There are no particular classics, not even Shakespeare, that you “must” read. But you should find a few meritorious old writers you find absorbing and not only read them, but live with them, until they become voices in your mind—a sort of internal council you can consult at any time.

When you internalize an author whose vision or philosophy is both rich and out of fashion, you gain a certain immunity from the pressures of the contemporary. The modern world, with its fads, propaganda, and advertising, is forever trying to herd us into conformity. Great literature can help us remain fad-proof.

As Sobran cites CS Lewis as one of these voices, these internal councils of his own later in the piece, I have to assume he had Lewis's great essay "On Reading Old Books" in mind when he chose his theme and title. Lewis's essay was a preface to a new edition of St. Athanasius's On the Incarnation, itself an old book, one of the oldest in the Christian literary tradition. Compare Lewis's more detailed observations about fad-proofing:

Every age has its own outlook. It is specially good at seeing certain truths and specially liable to make certain mistakes. We all, therefore, need the books that will correct the characteristic mistakes of our own period. And that means the old books. All contemporary writers share to some extent the contemporary outlook—even those, like myself, who seem most opposed to it. Nothing strikes me more when I read the controversies of past ages than the fact that both sides were usually assuming without question a good deal which we should now absolutely deny. They thought that they were as completely opposed as two sides could be, but in fact they were all the time secretly united—united with each other and against earlier and later ages—by a great mass of common assumptions. . . . None of us can fully escape this blindness, but we shall certainly increase it, and weaken our guard against it, if we read only modern books. Where they are true they will give us truths which we half knew already. Where they are false they will aggravate the error with which we are already dangerously ill. The only palliative is to keep the clean sea breeze of the centuries blowing through our minds, and this can be done only by reading old books.

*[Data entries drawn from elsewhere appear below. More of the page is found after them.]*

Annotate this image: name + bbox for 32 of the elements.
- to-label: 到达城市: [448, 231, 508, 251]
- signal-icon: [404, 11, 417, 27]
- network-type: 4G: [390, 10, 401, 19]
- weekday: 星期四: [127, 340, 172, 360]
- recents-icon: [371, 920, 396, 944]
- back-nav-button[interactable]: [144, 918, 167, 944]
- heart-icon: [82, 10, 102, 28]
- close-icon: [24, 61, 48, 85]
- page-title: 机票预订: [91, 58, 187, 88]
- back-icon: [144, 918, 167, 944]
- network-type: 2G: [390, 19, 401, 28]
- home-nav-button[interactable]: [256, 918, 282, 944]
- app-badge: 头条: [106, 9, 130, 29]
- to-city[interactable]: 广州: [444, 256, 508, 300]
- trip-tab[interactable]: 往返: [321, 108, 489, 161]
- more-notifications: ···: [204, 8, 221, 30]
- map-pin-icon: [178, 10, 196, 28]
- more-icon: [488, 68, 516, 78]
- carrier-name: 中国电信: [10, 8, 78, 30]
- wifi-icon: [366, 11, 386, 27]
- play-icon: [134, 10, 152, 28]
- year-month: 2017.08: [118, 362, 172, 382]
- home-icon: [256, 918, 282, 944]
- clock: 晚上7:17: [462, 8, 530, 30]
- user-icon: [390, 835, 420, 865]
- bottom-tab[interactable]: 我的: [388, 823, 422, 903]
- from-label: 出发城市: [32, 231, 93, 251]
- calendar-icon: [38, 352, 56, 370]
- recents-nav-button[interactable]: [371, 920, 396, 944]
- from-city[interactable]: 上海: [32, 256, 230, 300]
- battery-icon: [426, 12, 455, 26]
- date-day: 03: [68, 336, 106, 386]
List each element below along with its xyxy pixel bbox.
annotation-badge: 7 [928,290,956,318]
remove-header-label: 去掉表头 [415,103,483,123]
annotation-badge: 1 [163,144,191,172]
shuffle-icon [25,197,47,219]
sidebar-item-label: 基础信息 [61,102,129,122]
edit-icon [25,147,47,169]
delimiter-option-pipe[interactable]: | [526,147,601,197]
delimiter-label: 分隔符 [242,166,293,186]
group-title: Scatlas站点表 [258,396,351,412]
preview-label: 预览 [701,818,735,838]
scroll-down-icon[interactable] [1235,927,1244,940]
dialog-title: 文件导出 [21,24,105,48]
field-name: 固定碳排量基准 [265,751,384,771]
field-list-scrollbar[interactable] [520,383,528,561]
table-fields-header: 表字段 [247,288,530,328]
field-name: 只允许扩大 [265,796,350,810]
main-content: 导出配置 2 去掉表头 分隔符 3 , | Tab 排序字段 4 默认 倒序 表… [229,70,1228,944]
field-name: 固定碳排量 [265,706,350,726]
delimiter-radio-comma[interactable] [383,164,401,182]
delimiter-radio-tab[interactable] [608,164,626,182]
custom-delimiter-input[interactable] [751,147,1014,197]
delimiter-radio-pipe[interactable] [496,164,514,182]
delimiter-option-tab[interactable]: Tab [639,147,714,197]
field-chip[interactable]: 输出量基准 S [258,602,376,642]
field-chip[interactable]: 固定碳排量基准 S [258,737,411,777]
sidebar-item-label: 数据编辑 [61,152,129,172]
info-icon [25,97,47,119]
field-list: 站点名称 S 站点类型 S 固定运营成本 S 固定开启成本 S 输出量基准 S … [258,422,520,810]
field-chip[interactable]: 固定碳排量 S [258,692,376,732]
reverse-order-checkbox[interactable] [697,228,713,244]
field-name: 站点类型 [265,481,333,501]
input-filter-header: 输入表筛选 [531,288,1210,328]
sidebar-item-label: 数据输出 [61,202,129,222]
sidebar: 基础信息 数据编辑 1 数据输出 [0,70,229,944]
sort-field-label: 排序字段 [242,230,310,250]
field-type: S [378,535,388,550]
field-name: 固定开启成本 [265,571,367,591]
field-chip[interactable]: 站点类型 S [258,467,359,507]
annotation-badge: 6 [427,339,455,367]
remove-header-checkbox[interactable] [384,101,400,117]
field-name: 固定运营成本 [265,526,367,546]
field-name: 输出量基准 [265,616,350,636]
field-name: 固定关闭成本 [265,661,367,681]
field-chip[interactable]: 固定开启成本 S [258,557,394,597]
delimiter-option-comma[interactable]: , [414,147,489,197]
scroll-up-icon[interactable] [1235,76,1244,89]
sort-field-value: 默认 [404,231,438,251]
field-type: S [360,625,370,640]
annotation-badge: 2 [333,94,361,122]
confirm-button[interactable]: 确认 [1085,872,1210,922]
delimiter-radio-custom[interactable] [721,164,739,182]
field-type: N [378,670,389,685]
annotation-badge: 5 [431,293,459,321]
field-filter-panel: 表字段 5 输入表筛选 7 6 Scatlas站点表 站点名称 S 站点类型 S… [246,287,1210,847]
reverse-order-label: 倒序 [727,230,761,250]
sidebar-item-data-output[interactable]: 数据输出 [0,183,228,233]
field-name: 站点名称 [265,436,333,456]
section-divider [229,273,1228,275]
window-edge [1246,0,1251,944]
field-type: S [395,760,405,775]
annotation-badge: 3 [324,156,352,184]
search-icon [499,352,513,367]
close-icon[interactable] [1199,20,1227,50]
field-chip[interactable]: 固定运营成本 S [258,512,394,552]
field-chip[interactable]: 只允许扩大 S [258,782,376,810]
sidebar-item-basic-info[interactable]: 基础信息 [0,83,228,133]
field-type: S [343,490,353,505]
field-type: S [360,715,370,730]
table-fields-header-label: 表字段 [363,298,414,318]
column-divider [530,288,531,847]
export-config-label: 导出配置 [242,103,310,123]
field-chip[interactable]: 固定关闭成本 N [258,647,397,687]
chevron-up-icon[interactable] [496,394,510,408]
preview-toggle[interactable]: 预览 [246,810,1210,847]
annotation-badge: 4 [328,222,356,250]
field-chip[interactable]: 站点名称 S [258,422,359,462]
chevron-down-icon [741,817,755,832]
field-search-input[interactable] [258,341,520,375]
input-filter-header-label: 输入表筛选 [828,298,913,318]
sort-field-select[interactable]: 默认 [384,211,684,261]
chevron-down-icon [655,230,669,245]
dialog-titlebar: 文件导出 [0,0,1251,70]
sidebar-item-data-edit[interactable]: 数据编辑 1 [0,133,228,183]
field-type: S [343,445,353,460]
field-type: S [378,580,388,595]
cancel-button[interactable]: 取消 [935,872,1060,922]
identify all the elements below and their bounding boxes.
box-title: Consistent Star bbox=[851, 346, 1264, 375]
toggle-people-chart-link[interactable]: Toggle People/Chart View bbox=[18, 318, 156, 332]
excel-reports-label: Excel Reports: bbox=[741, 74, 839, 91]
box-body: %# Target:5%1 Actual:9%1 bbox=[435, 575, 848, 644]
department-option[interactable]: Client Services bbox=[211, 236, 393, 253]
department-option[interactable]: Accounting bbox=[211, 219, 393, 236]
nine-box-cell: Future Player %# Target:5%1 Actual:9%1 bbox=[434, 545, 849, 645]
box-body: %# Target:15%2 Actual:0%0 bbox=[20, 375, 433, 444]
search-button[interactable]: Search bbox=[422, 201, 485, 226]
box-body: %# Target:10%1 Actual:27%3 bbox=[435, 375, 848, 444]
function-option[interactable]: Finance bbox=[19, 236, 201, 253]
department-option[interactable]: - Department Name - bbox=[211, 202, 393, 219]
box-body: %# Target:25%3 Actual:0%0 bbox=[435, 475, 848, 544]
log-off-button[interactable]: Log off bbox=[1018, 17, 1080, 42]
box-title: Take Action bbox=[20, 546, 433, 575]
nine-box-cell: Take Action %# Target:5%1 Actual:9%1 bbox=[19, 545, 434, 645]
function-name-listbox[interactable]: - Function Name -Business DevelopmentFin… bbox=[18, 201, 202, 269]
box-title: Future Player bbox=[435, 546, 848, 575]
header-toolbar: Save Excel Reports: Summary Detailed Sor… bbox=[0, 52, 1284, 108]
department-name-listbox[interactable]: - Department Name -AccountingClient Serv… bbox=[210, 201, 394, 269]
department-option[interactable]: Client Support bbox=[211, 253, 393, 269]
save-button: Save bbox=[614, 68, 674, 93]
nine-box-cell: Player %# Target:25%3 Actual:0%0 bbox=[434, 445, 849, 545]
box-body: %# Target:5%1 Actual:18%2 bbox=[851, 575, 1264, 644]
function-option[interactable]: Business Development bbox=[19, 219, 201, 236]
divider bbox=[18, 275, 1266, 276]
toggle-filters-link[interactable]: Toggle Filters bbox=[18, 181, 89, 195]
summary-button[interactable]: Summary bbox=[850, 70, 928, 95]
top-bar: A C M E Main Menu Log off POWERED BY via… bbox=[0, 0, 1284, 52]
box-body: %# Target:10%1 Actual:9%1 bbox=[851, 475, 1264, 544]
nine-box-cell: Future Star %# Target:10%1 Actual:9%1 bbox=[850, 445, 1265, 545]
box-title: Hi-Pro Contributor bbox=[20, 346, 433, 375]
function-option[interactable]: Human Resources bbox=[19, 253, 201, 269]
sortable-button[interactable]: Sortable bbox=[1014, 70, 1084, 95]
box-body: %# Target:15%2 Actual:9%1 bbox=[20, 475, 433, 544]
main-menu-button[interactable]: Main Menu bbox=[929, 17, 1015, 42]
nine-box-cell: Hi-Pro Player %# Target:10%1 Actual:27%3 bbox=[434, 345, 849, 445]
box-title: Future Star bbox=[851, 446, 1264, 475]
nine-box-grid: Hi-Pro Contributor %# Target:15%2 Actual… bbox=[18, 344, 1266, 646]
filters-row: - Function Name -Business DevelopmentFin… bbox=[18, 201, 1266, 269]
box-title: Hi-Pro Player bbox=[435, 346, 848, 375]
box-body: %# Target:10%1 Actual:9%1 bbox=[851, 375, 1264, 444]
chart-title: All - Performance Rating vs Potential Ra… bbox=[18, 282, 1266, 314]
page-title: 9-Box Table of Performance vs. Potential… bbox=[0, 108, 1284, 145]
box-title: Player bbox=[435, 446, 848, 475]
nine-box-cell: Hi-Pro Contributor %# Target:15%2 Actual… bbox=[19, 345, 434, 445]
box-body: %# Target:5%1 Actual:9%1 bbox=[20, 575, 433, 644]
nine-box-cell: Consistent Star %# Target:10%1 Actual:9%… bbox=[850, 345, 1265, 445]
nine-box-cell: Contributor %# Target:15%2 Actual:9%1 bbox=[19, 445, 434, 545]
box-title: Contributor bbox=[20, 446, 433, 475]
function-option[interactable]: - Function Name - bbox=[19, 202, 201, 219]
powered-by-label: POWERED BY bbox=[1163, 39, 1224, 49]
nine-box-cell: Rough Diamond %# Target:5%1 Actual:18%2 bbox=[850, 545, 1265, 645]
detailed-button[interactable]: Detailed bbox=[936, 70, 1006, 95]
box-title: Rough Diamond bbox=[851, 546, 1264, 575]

This is one reason people used to quote Shakespeare, Milton, or the Bible so much. They had read them often enough that the authors' perspectives became internalized, as familiar as household words, independent perspectives that could be consulted at will. The fact that the phrase "household words" has become a cliche is a measure of at least Shakespeare's influence. It's part of what separates living within a tradition from political tribalism or mere pop culture.

Lewis is certainly one of the "internal councils" I have absorbed and that continue to speak to me, a council I've kept alive by reading and rereading his books. Add to him his friend Tolkien, GK Chesterton, Dante, the Beowulf poet, Homer, and Aristotle and you've got a handful more. 

What internal councils have you cultivated in order to fad-proof yourself against "the thought-factory we call public opinion"?